More than 400 video and audio recordings of jazz greats, their band members, critics, writers, and composers retelling their personal histories in the world of jazz comprise the Hamilton College Jazz Archive. Organizing those interviews within major categories of interest and study to capture salient, meaningful, or groundbreaking moments might be an overwhelming task for most.
Jazz Archive Director Monk Rowe, who conducted the majority of these original interviews, was equal to the task and combed through the interviews to focus on topics inherent to the creative life – inspiration, improvisation, training, back-stage dramas, mentors, and touring challenges. The result was his creation of a new podcast series. Artists, both famous and unsung, relate their stories in their own jazz-inflected vocabulary in eight episodes in the first “season” of the carefully organized and moderated Jazz Backstory.

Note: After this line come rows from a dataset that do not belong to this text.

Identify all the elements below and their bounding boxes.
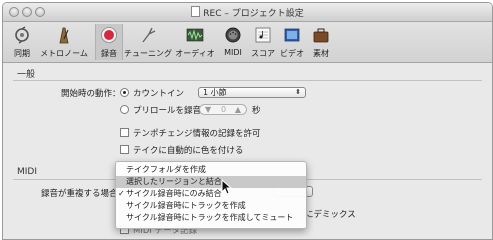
stepper-increment-icon[interactable]: ▲ [235, 105, 241, 114]
sync-icon [15, 26, 29, 44]
tempo-record-label: テンポチェンジ情報の記録を許可 [133, 129, 261, 139]
preroll-seconds-value: 0 [221, 105, 227, 114]
tab-midi-label: MIDI [224, 48, 242, 57]
count-in-bars-value: 1 小節 [203, 88, 227, 97]
video-icon [284, 28, 300, 42]
project-settings-window: REC – プロジェクト設定 同期 メトロノーム 録音 チューニング オーディオ… [2, 2, 493, 240]
audio-waveform-icon [186, 28, 204, 42]
tab-sync-label: 同期 [14, 49, 30, 58]
document-icon [191, 6, 201, 17]
tab-assets-label: 素材 [313, 49, 329, 58]
briefcase-icon [313, 28, 329, 43]
count-in-bars-popup[interactable]: 1 小節 ⬍ [198, 87, 306, 98]
menu-item-merge-cycle-only[interactable]: ✓ サイクル録音時にのみ結合 [116, 188, 306, 200]
demix-option-text: にデミックス [305, 210, 356, 220]
settings-toolbar: 同期 メトロノーム 録音 チューニング オーディオ MIDI スコア ビデオ 素… [3, 22, 492, 63]
menu-item-label: サイクル録音時にトラックを作成してミュート [126, 213, 294, 222]
overlap-recording-menu: テイクフォルダを作成 選択したリージョンと結合 ✓ サイクル録音時にのみ結合 サイ… [115, 161, 307, 229]
preroll-radio[interactable] [120, 105, 129, 114]
tab-video[interactable]: ビデオ [279, 24, 305, 60]
tab-score[interactable]: スコア [250, 24, 276, 60]
tuning-fork-icon [142, 27, 156, 43]
tab-video-label: ビデオ [280, 49, 304, 58]
tab-recording-label: 録音 [101, 49, 117, 58]
tab-metronome-label: メトロノーム [40, 49, 88, 58]
stepper-decrement-icon[interactable]: ▼ [205, 105, 211, 114]
menu-item-label: テイクフォルダを作成 [126, 165, 206, 174]
tab-tuning-label: チューニング [124, 49, 172, 58]
count-in-radio[interactable] [120, 88, 129, 97]
tempo-record-checkbox[interactable] [120, 128, 129, 137]
window-title: REC – プロジェクト設定 [3, 6, 492, 19]
record-icon [101, 27, 117, 43]
tab-midi[interactable]: MIDI [219, 24, 247, 60]
preroll-unit-label: 秒 [252, 106, 261, 116]
tab-metronome[interactable]: メトロノーム [39, 24, 89, 60]
metronome-icon [59, 27, 69, 44]
tab-sync[interactable]: 同期 [7, 24, 37, 60]
mouse-pointer-icon [221, 179, 233, 195]
menu-item-label: サイクル録音時にのみ結合 [126, 189, 222, 198]
general-section-heading: 一般 [17, 70, 36, 80]
start-action-label: 開始時の動作： [61, 89, 121, 99]
preroll-label: プリロールを録音 [133, 106, 202, 116]
title-bar: REC – プロジェクト設定 [3, 3, 492, 22]
tab-recording[interactable]: 録音 [95, 24, 123, 60]
preroll-seconds-stepper[interactable]: ▼ 0 ▲ [199, 104, 247, 115]
menu-item-merge-with-selected[interactable]: 選択したリージョンと結合 [116, 176, 306, 188]
overlap-recording-label: 録音が重複する場合 [41, 189, 118, 199]
menu-item-label: 選択したリージョンと結合 [126, 177, 222, 186]
tab-score-label: スコア [251, 49, 275, 58]
section-divider [13, 80, 482, 81]
tab-assets[interactable]: 素材 [309, 24, 333, 60]
score-icon [255, 27, 271, 43]
tab-tuning[interactable]: チューニング [123, 24, 173, 60]
menu-item-label: サイクル録音時にトラックを作成 [126, 201, 246, 210]
window-title-text: REC – プロジェクト設定 [203, 9, 304, 19]
checkmark-icon: ✓ [118, 189, 125, 198]
midi-port-icon [225, 27, 241, 43]
tab-audio[interactable]: オーディオ [175, 24, 215, 60]
midi-section-heading: MIDI [17, 167, 38, 177]
auto-color-takes-checkbox[interactable] [120, 145, 129, 154]
menu-item-create-take-folder[interactable]: テイクフォルダを作成 [116, 164, 306, 176]
auto-color-takes-label: テイクに自動的に色を付ける [133, 146, 244, 156]
popup-arrows-icon: ⬍ [295, 88, 301, 96]
menu-item-create-tracks-mute[interactable]: サイクル録音時にトラックを作成してミュート [116, 212, 306, 224]
count-in-label: カウントイン [133, 89, 185, 99]
menu-item-create-tracks-cycle[interactable]: サイクル録音時にトラックを作成 [116, 200, 306, 212]
tab-audio-label: オーディオ [175, 49, 215, 58]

The first episode was released on Tuesday, Sept. 6. Subsequent episodes are being released weekly on Tuesdays. Each of the episodes focuses on different “backstory” interviews with several different artists addressing the same topic. Rowe not only serves as moderator but also as occasional instrumentalist.
The first season addresses issues including childhood inspirations, “aha” moments, mentors, the learning process, “paying dues,” improvisation, and tales from the road, among others.

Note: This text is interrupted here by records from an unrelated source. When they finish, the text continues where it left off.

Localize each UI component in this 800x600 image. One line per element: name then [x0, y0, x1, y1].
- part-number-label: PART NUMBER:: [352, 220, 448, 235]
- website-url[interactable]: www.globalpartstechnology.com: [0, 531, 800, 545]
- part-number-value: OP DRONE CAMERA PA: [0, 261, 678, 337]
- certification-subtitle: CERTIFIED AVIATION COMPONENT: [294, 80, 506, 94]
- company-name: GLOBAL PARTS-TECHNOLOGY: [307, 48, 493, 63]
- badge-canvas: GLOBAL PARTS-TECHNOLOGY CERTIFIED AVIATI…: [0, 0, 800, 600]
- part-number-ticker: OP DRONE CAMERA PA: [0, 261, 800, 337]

Established in 1995, and dedicated in 2013 in honor of Milton F. Fillius, Jr. ’44 and Nelma “Nikki” Nenneau Fillius, the Fillius Jazz Archive holds a collection of more than 440 videotaped interviews. The wide-ranging collection includes interviews with those who have performed from the 1920s through the present.
Rowe has presented programs about the Jazz Archive at conferences for the Jazz Education Network, the Music Library Association, and the International Society of Music Educators. He co-authored “Jazz Tales From Jazz Legends” with Romy Britell and created the edX online course, “Jazz: The Music, The Stories, The Players” in collaboration with members of the Library and Instructional Technology Services at Hamilton College. He is an active performer on saxophone and piano and has composed numerous works for both jazz and classical ensembles.